The Board can order the pay of executive managers to be reduced in certain instances, County Counsel Nick Chrisos told supervisors, but raises, promotions and benefits given to members of the county’s unions cannot be taken away.
The criticism of the county Human Resources department, released last month in a report by county Performance Auditor Steve Danley, has exploded into a firestorm, with Mauk and Danley trading pointed accusations.
But that hostility was all but shelved as supervisors peppered Danley with questions about the audit process. Human Resources Director Carl Crown sat in the back row of the board room Tuesday. He was never called to the podium to answer any questions about the audit’s findings.
The Board of Supervisors created an ad hoc committee to review the audit’s findings and report back to the board on corrective action. The committee will be made up of Mauk, Danley, Crown, and Supervisors Shawn Nelson and Pat Bates.
“We’re going to fix this,” Nelson said. “It’s not going to be a witch hunt. We’re going to fix this.”
The Orange County Register used the state’s public record laws to obtain internal county documents that put names and faces on upper-echelon county employees whom the county’s performance auditor says received unjustified raises and promotions.
The county’s CEO released the names of employees last month following a request under the California’s Public Records Act. The names were accompanied by explanations from the CEO and Human Resources of why each raise and promotion was given and the authority under which they were granted.
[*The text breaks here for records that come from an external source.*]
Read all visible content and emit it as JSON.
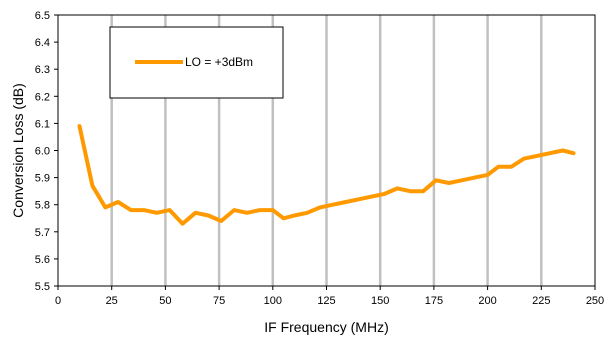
{
  "chart_data": {
    "type": "line",
    "title": "",
    "xlabel": "IF Frequency (MHz)",
    "ylabel": "Conversion Loss (dB)",
    "xlim": [
      0,
      250
    ],
    "ylim": [
      5.5,
      6.5
    ],
    "xticks": [
      0,
      25,
      50,
      75,
      100,
      125,
      150,
      175,
      200,
      225,
      250
    ],
    "yticks": [
      5.5,
      5.6,
      5.7,
      5.8,
      5.9,
      6.0,
      6.1,
      6.2,
      6.3,
      6.4,
      6.5
    ],
    "xtick_labels": [
      "0",
      "25",
      "50",
      "75",
      "100",
      "125",
      "150",
      "175",
      "200",
      "225",
      "250"
    ],
    "ytick_labels": [
      "5.5",
      "5.6",
      "5.7",
      "5.8",
      "5.9",
      "6.0",
      "6.1",
      "6.2",
      "6.3",
      "6.4",
      "6.5"
    ],
    "grid": "vertical",
    "legend_position": "top-left",
    "series": [
      {
        "name": "LO = +3dBm",
        "color": "#FF9900",
        "x": [
          10,
          16,
          22,
          28,
          34,
          40,
          46,
          52,
          58,
          64,
          70,
          76,
          82,
          88,
          94,
          100,
          105,
          110,
          116,
          122,
          128,
          134,
          140,
          146,
          152,
          158,
          164,
          170,
          176,
          182,
          188,
          194,
          200,
          205,
          211,
          217,
          223,
          229,
          235,
          240
        ],
        "y": [
          6.09,
          5.87,
          5.79,
          5.81,
          5.78,
          5.78,
          5.77,
          5.78,
          5.73,
          5.77,
          5.76,
          5.74,
          5.78,
          5.77,
          5.78,
          5.78,
          5.75,
          5.76,
          5.77,
          5.79,
          5.8,
          5.81,
          5.82,
          5.83,
          5.84,
          5.86,
          5.85,
          5.85,
          5.89,
          5.88,
          5.89,
          5.9,
          5.91,
          5.94,
          5.94,
          5.97,
          5.98,
          5.99,
          6.0,
          5.99
        ]
      }
    ]
  }
}
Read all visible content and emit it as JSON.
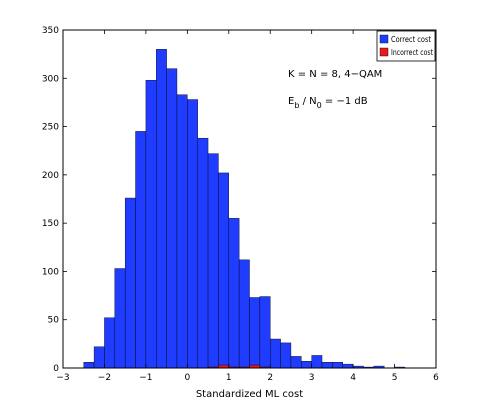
{
  "chart_data": {
    "type": "bar",
    "title": "",
    "xlabel": "Standardized ML cost",
    "ylabel": "",
    "xlim": [
      -3,
      6
    ],
    "ylim": [
      0,
      350
    ],
    "xticks": [
      "-3",
      "-2",
      "-1",
      "0",
      "1",
      "2",
      "3",
      "4",
      "5",
      "6"
    ],
    "yticks": [
      "0",
      "50",
      "100",
      "150",
      "200",
      "250",
      "300",
      "350"
    ],
    "bin_width": 0.25,
    "bin_starts": [
      -2.5,
      -2.25,
      -2.0,
      -1.75,
      -1.5,
      -1.25,
      -1.0,
      -0.75,
      -0.5,
      -0.25,
      0.0,
      0.25,
      0.5,
      0.75,
      1.0,
      1.25,
      1.5,
      1.75,
      2.0,
      2.25,
      2.5,
      2.75,
      3.0,
      3.25,
      3.5,
      3.75,
      4.0,
      4.25,
      4.5,
      4.75,
      5.0
    ],
    "series": [
      {
        "name": "Correct cost",
        "color": "#1f3cff",
        "values": [
          6,
          22,
          52,
          103,
          176,
          245,
          298,
          330,
          310,
          283,
          278,
          238,
          222,
          202,
          155,
          112,
          73,
          74,
          30,
          26,
          12,
          7,
          13,
          6,
          6,
          4,
          2,
          1,
          2,
          0,
          1
        ]
      },
      {
        "name": "Incorrect cost",
        "color": "#e81c1c",
        "values": [
          0,
          0,
          0,
          0,
          0,
          0,
          0,
          0,
          0,
          0,
          0,
          0,
          1,
          3,
          1,
          1,
          3,
          1,
          0,
          0,
          0,
          0,
          0,
          0,
          0,
          0,
          0,
          0,
          0,
          0,
          0
        ]
      }
    ],
    "legend_position": "top-right",
    "annotations": {
      "line1": "K = N = 8,  4−QAM",
      "line2_base": "E",
      "line2_sub": "b",
      "line2_mid": " / N",
      "line2_sub2": "0",
      "line2_tail": "  =  −1  dB"
    },
    "grid": false
  }
}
But Danley said that more than a third of the provided explanations are inaccurate and directly contradict county documents.
The Board of Supervisors created the Performance Auditor in 2008 as a kind of watchdog to look into issues for the board. It was supervisors who requested the Human Resources Department be audited.
Supervisor Shawn Nelson asked Danley if there was anyone who did not fully cooperate with auditors and if so, Nelson wanted their name.
“Yes and no,” said Danley, adding that information was not provided to auditors near the end of the audit. He did not name anyone specifically, but in a June 1 memo requested by Chairman Bill Campbell, Danley said 27 of the 65 explanations of human resources actions provided to the Register by the CEO were inaccurate. Those explanations were never provided to auditors despite “numerous” opportunities for Human Resources to explain their actions, Danley wrote.
“We felt like we have been duped,” said Pamela Waters, who oversees collections for overdue county library books. “We feel like there are two counties – one for the insiders and a very different county for the rest of us.”